When then putting dumny in mouth, aim upwards towards roof of mouth to trigger sucking. Also, tapping gently on outside of the dummy triggers the sucking reflex.

Until dumny is fully accepted, try giving it when baby is happy and awake, not just when sleepy and grumpy (in time you reduce to just sleep time, but not for a while yet). Try at all different times, almost constantly.

I found the cherry teat dummies are good for a newborn, rather than orthopaedic. But there aren't many cheery teat ones around. Other people swear by mam dummies. Just try several.

It really is worth putting significant amount of effort into getting dumny accepted. IMO dummies are AMAZING. They are the most effective tool for no-crying independent sleep.

Some other things if you're a dummy novice:

Encourage baby to actively suck art times they have dummy (until asleep). You don't want it passively just lying limply in baby's mouth. If not sucking, tap on outside to trigger sucking reflex. If that doesn't work remove dummy (It's doing nothing) and get baby to "relatch" to it, by tickling cheek/lips and get baby to reach for it. You may need to repeat this over and over when first getting used to dummies.

Dummies are for going to sleep and serve no purpose once baby is asleep. So you'll notice baby's eyes going as tgey drop to sleep, and sucking will slow down and be infrequent. Don't tap to encourage sucking at this point, you'll just disturb baby's sleep.

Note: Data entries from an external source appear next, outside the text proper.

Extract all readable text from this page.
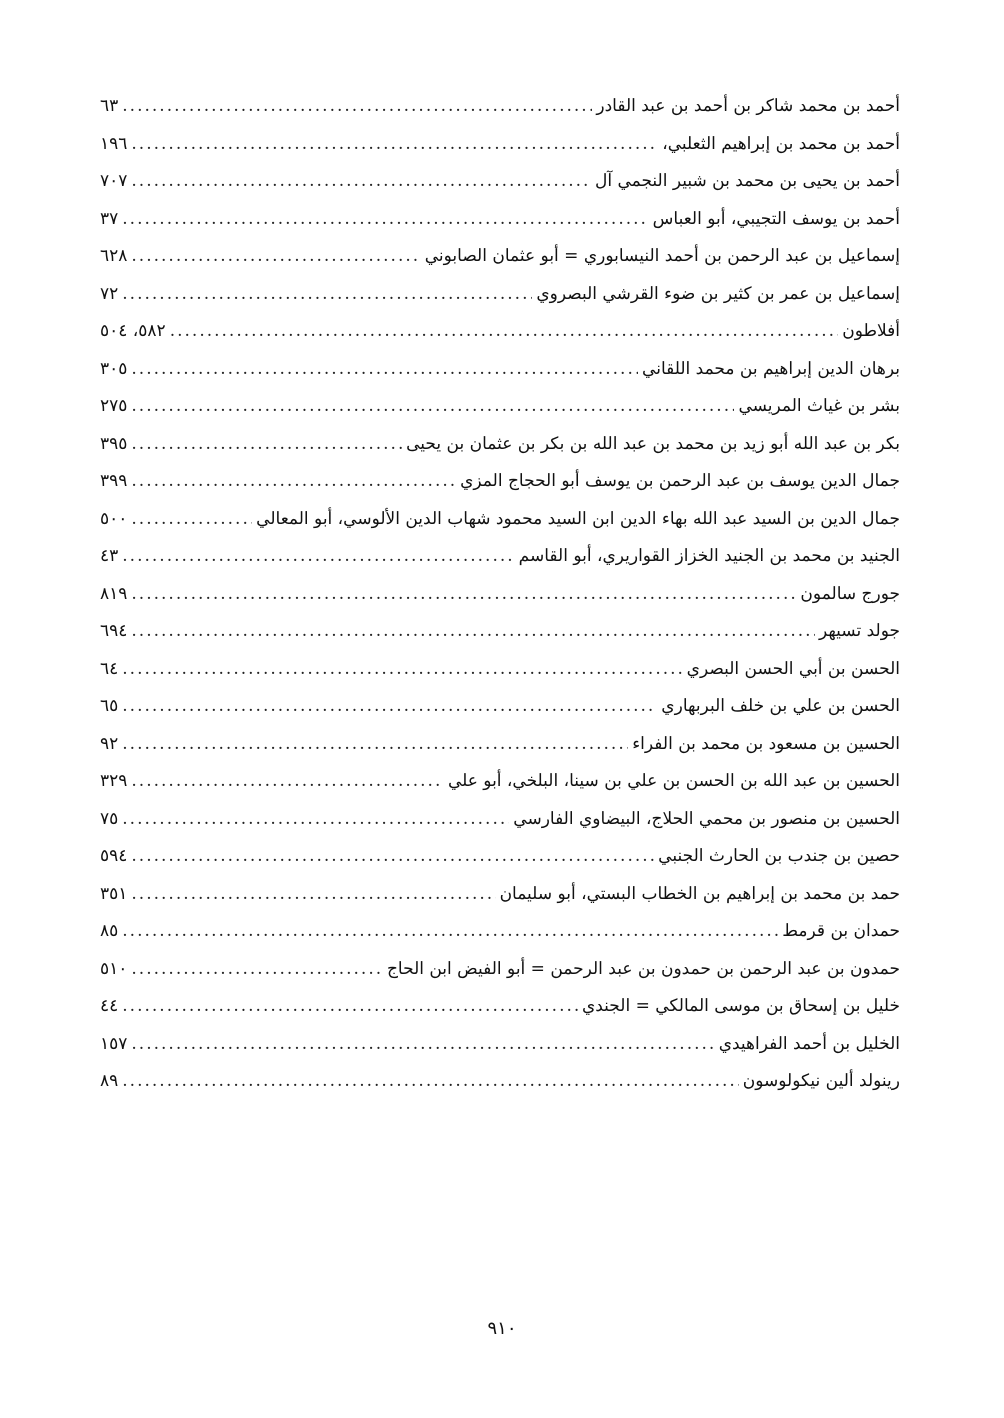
أحمد بن محمد شاكر بن أحمد بن عبد القادر
.....
٦٣
أحمد بن محمد بن إبراهيم الثعلبي،
.....
١٩٦
أحمد بن يحيى بن محمد بن شبير النجمي آل
.....
٧٠٧
أحمد بن يوسف التجيبي، أبو العباس
.....
٣٧
إسماعيل بن عبد الرحمن بن أحمد النيسابوري = أبو عثمان الصابوني
.....
٦٢٨
إسماعيل بن عمر بن كثير بن ضوء القرشي البصروي
.....
٧٢
أفلاطون
.....
٥٨٢، ٥٠٤
برهان الدين إبراهيم بن محمد اللقاني
.....
٣٠٥
بشر بن غياث المريسي
.....
٢٧٥
بكر بن عبد الله أبو زيد بن محمد بن عبد الله بن بكر بن عثمان بن يحيى
.....
٣٩٥
جمال الدين يوسف بن عبد الرحمن بن يوسف أبو الحجاج المزي
.....
٣٩٩
جمال الدين بن السيد عبد الله بهاء الدين ابن السيد محمود شهاب الدين الألوسي، أبو المعالي
.....
٥٠٠
الجنيد بن محمد بن الجنيد الخزاز القواريري، أبو القاسم
.....
٤٣
جورج سالمون
.....
٨١٩
جولد تسيهر
.....
٦٩٤
الحسن بن أبي الحسن البصري
.....
٦٤
الحسن بن علي بن خلف البربهاري
.....
٦٥
الحسين بن مسعود بن محمد بن الفراء
.....
٩٢
الحسين بن عبد الله بن الحسن بن علي بن سينا، البلخي، أبو علي
.....
٣٢٩
الحسين بن منصور بن محمي الحلاج، البيضاوي الفارسي
.....
٧٥
حصين بن جندب بن الحارث الجنبي
.....
٥٩٤
حمد بن محمد بن إبراهيم بن الخطاب البستي، أبو سليمان
.....
٣٥١
حمدان بن قرمط
.....
٨٥
حمدون بن عبد الرحمن بن حمدون بن عبد الرحمن = أبو الفيض ابن الحاج
.....
٥١٠
خليل بن إسحاق بن موسى المالكي = الجندي
.....
٤٤
الخليل بن أحمد الفراهيدي
.....
١٥٧
رينولد ألين نيكولوسون
.....
٨٩
٩١٠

As we (Babies and adults alike) move into a deep sleep, all our muscles relax. This includes the mouth and jaw muscles in baby. So as baby goes to a light sleep dummy sucking will still happen but infrequently. When in a deep sleep, mouth muscles slacken and dummy will drop. It's meant to, it has served it's purpose at this point. Don't reinsert dummy now, you'll disturb baby's sleep. Better to actually pick up dummy and move away from baby, so that he/she doesn't end up lying on it and feeling uncomfortable. Keep it to hand though, ready for when baby is stirring out of deep sleep, to resettle back to sleep.